2e chambre sociale, 10 octobre 2024 — 21/04822
Texte intégral
ARRÊT n°
Grosse + copie
délivrées le
à
COUR D'APPEL DE MONTPELLIER
2e chambre sociale
ARRET DU 10 OCTOBRE 2024
Numéro d'inscription au répertoire général :
N° RG 21/04822 - N° Portalis DBVK-V-B7F-PDFZ
Décision déférée à la Cour :
Jugement du 30 JUIN 2021
CONSEIL DE PRUD'HOMMES - FORMATION PARITAIRE DE MONTPELLIER
N° RG F 19/01311
APPELANT :
Monsieur [B] [L]
né le 30 Août 1976 au MAROC
de nationalité Française
Domicilié [Adresse 1]
[Localité 3]
Représenté par Me Charles SALIES, avocat au barreau de MONTPELLIER, substitué par Me Emilie BRUM, avocat au barreau de MONTPELLIER
INTIMEE :
S.A.R.L. AMBULANCES INDIGO
Domiciliée [Adresse 4]
[Localité 2]
Représentée par Me Gautier DAT, avocat au barreau de MONTPELLIER
Ordonnance de clôture du 06 Mai 2024
COMPOSITION DE LA COUR :
En application des dispositions des articles 805 et 907 du code de procédure civile, l'affaire a été débattue le 11 Juin 2024,en audience publique, les avocats ne s'y étant pas opposés, devant Madame Véronique DUCHARNE, Conseillère, chargé du rapport.

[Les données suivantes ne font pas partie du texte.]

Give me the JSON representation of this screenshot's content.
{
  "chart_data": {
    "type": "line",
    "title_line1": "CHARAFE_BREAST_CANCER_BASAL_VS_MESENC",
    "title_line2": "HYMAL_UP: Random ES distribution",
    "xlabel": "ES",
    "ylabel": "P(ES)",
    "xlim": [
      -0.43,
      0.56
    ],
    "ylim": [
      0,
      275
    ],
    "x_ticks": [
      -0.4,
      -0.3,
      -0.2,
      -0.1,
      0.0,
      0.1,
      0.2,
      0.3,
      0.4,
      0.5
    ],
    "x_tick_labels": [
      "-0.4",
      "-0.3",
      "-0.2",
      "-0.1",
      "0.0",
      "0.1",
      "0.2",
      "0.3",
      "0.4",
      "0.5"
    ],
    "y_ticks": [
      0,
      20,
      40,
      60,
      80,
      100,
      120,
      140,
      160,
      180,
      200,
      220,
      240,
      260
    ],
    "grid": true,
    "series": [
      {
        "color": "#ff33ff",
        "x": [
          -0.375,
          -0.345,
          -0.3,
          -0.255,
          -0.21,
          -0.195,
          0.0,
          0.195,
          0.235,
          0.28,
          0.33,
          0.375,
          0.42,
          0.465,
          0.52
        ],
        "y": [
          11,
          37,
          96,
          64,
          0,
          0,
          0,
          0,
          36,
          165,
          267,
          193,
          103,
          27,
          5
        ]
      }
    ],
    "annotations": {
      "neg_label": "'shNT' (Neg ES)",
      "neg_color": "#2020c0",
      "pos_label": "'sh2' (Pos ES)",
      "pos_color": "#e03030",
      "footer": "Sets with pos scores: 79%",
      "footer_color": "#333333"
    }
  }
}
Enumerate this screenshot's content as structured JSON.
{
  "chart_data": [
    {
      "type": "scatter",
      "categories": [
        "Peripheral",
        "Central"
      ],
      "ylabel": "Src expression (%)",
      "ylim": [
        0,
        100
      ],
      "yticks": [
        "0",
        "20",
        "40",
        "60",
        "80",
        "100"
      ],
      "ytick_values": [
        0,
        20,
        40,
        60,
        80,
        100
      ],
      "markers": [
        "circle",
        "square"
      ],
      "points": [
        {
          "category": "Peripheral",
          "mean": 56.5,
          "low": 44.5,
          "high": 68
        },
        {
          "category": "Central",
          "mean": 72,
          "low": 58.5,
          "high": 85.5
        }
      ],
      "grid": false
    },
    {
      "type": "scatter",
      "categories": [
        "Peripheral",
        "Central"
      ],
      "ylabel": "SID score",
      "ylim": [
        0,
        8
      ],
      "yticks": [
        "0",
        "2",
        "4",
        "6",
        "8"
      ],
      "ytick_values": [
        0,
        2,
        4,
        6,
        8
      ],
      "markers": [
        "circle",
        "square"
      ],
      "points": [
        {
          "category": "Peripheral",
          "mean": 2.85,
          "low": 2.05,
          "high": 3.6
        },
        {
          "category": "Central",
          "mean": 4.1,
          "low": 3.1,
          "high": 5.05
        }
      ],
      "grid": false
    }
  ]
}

Ce magistrat a rendu compte des plaidoiries dans le délibéré de la cour, composée de :
Monsieur Thomas LE MONNYER, Président de chambre
Madame Véronique DUCHARNE, Conseillère
Monsieur Jean-Jacques FRION, Conseiller
Greffier lors des débats : Madame Naïma DIGINI
ARRET :
- contradictoire ;
- prononcé par mise à disposition de l'arrêt au greffe de la cour, après prorogation de la date du délibéré initialement fixée au 03 octobre 2024, les parties en ayant été préalablement avisées dans les conditions prévues au deuxième alinéa de l'article 450 du code de procédure civile ;
- signé par Monsieur Thomas LE MONNYER, Président de chambre, et par Madame Naïma DIGINI, Greffier.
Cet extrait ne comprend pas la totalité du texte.